Voilà ce qu’est Rock The Street, avec un slogan qui est « We Don’t Give A Fuck ! » qui se traduit par « On en a rien à foutre ». Mais on en a rien à foutre parce qu’on est libre de vivre et de penser comme bon nous semble et ce n'est pas juste de l’anarchie gratuite et de l’insulte. Effectivement, on est pas dupes quant à cette société qui nous gouverne, ces gens qui se foutent de notre gueule, qui sont toujours mis en examen et qu’on voit encore élus chaque année.  C’est plus dans ce sens là, c’est notre liberté.

Tu dis « nous », est ce qu’il y a d’autres personnes qui participent à ce projet ?

Oui, déjà on ne fait rien tout seul dans la vie et c’est vrai qu’il y a beaucoup de gens qui ont cette même façon de voir les choses. Beaucoup de gens aimerait être libre et faire ce qu’ils aiment. Après, c’est vrai que je suis assez entouré, quand je dis « nous » c’est toute mon équipe qui a développé ce mouvement.
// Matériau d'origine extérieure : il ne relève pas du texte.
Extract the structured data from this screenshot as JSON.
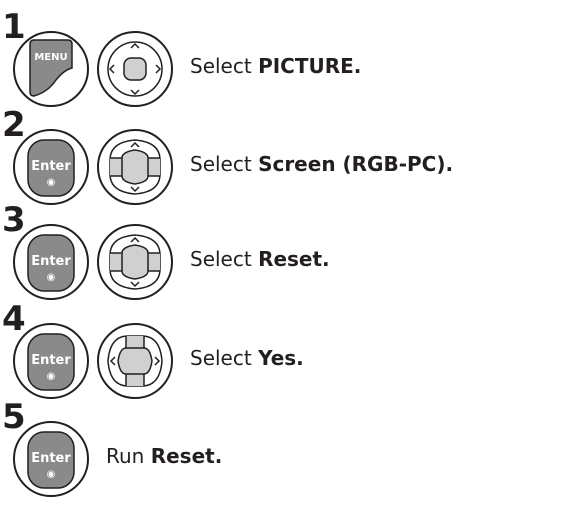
{
  "steps": [
    {
      "number": "1",
      "buttons": [
        "menu-key",
        "nav-4way"
      ],
      "text_prefix": "Select ",
      "text_bold": "PICTURE."
    },
    {
      "number": "2",
      "buttons": [
        "enter-key",
        "nav-updown"
      ],
      "text_prefix": "Select ",
      "text_bold": "Screen (RGB-PC)."
    },
    {
      "number": "3",
      "buttons": [
        "enter-key",
        "nav-updown"
      ],
      "text_prefix": "Select ",
      "text_bold": "Reset."
    },
    {
      "number": "4",
      "buttons": [
        "enter-key",
        "nav-leftright"
      ],
      "text_prefix": "Select ",
      "text_bold": "Yes."
    },
    {
      "number": "5",
      "buttons": [
        "enter-key"
      ],
      "text_prefix": "Run ",
      "text_bold": "Reset."
    }
  ],
  "key_labels": {
    "menu": "MENU",
    "enter": "Enter",
    "enter_dot": "◉"
  }
}
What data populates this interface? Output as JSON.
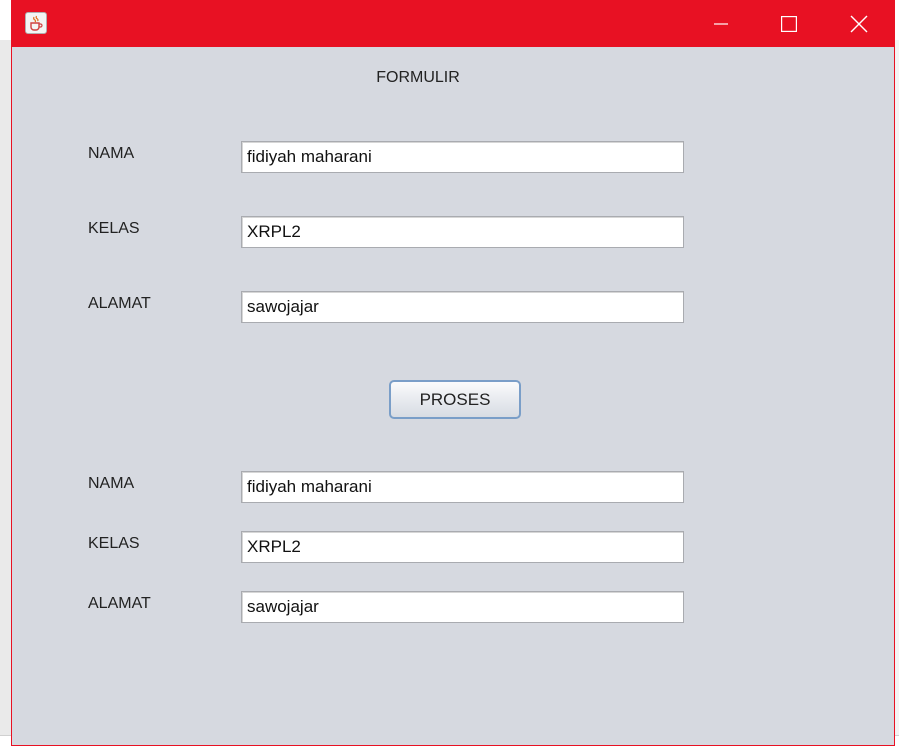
{
  "window": {
    "title": "",
    "controls": {
      "minimize": "minimize",
      "maximize": "maximize",
      "close": "close"
    }
  },
  "form": {
    "title": "FORMULIR",
    "input": {
      "nama_label": "NAMA",
      "nama_value": "fidiyah maharani",
      "kelas_label": "KELAS",
      "kelas_value": "XRPL2",
      "alamat_label": "ALAMAT",
      "alamat_value": "sawojajar"
    },
    "button_label": "PROSES",
    "output": {
      "nama_label": "NAMA",
      "nama_value": "fidiyah maharani",
      "kelas_label": "KELAS",
      "kelas_value": "XRPL2",
      "alamat_label": "ALAMAT",
      "alamat_value": "sawojajar"
    }
  },
  "colors": {
    "titlebar": "#e81123",
    "window_bg": "#d6d9e0"
  },
  "icons": [
    "java-cup-icon",
    "minimize-icon",
    "maximize-icon",
    "close-icon"
  ]
}
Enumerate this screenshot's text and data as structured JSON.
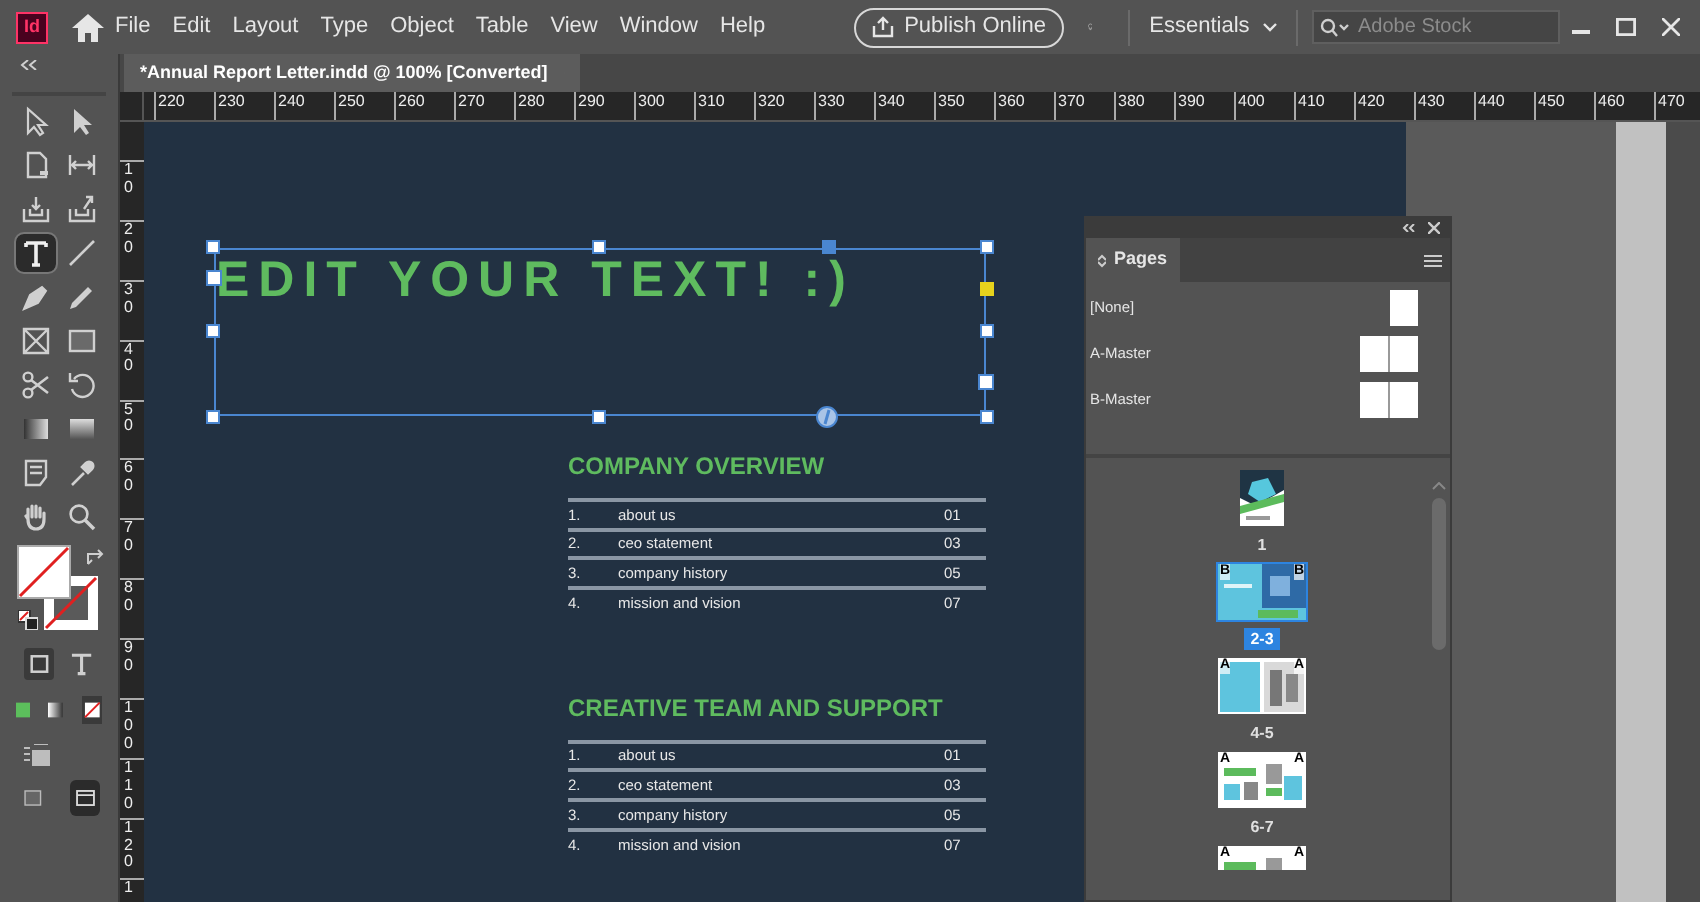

C’est aussi bien des mecs qui font de la moto, du BMX, du skate, comme je disais tout à l’heure, du parcours, de la danse, et pleins de choses encore et qui sont sponsorisés par Rock The Street. C’est une grande famille, vraiment !

Afro Punk

" Ce n’est pas juste une marque, il y a un véritable état d’esprit avec un slogan qui signifie quelque chose"


Alors Rock The Street aide aussi les autres artistes à s’exprimer ?

Absolument ! Autant qu’on peut en tout cas, nous n'avons pas des gros moyens. La dernière fois, des petits jeunes de 10/11 ans qui font du skate voulaient des fringues pour faire une vidéo. Ils rêvent de la marque tu vois, on leur a donné des fringues et ils ont ramené une vidéo très qualitative qu’ils ont monté eux même ! 

Franchement, dès qu’on peut donner la main à des petits jeunes qui ont envie de créer des choses, on le fait carrément. Avec des stagiaires de la même façon ! On est grave ouverts. C’est très simple, c’est notre façon d’être. Aujourd’hui, les temps sont difficiles pour beaucoup de gens, et une fois de plus, l’union fait la force donc cette marque tombe bien dans l’époque quelque part…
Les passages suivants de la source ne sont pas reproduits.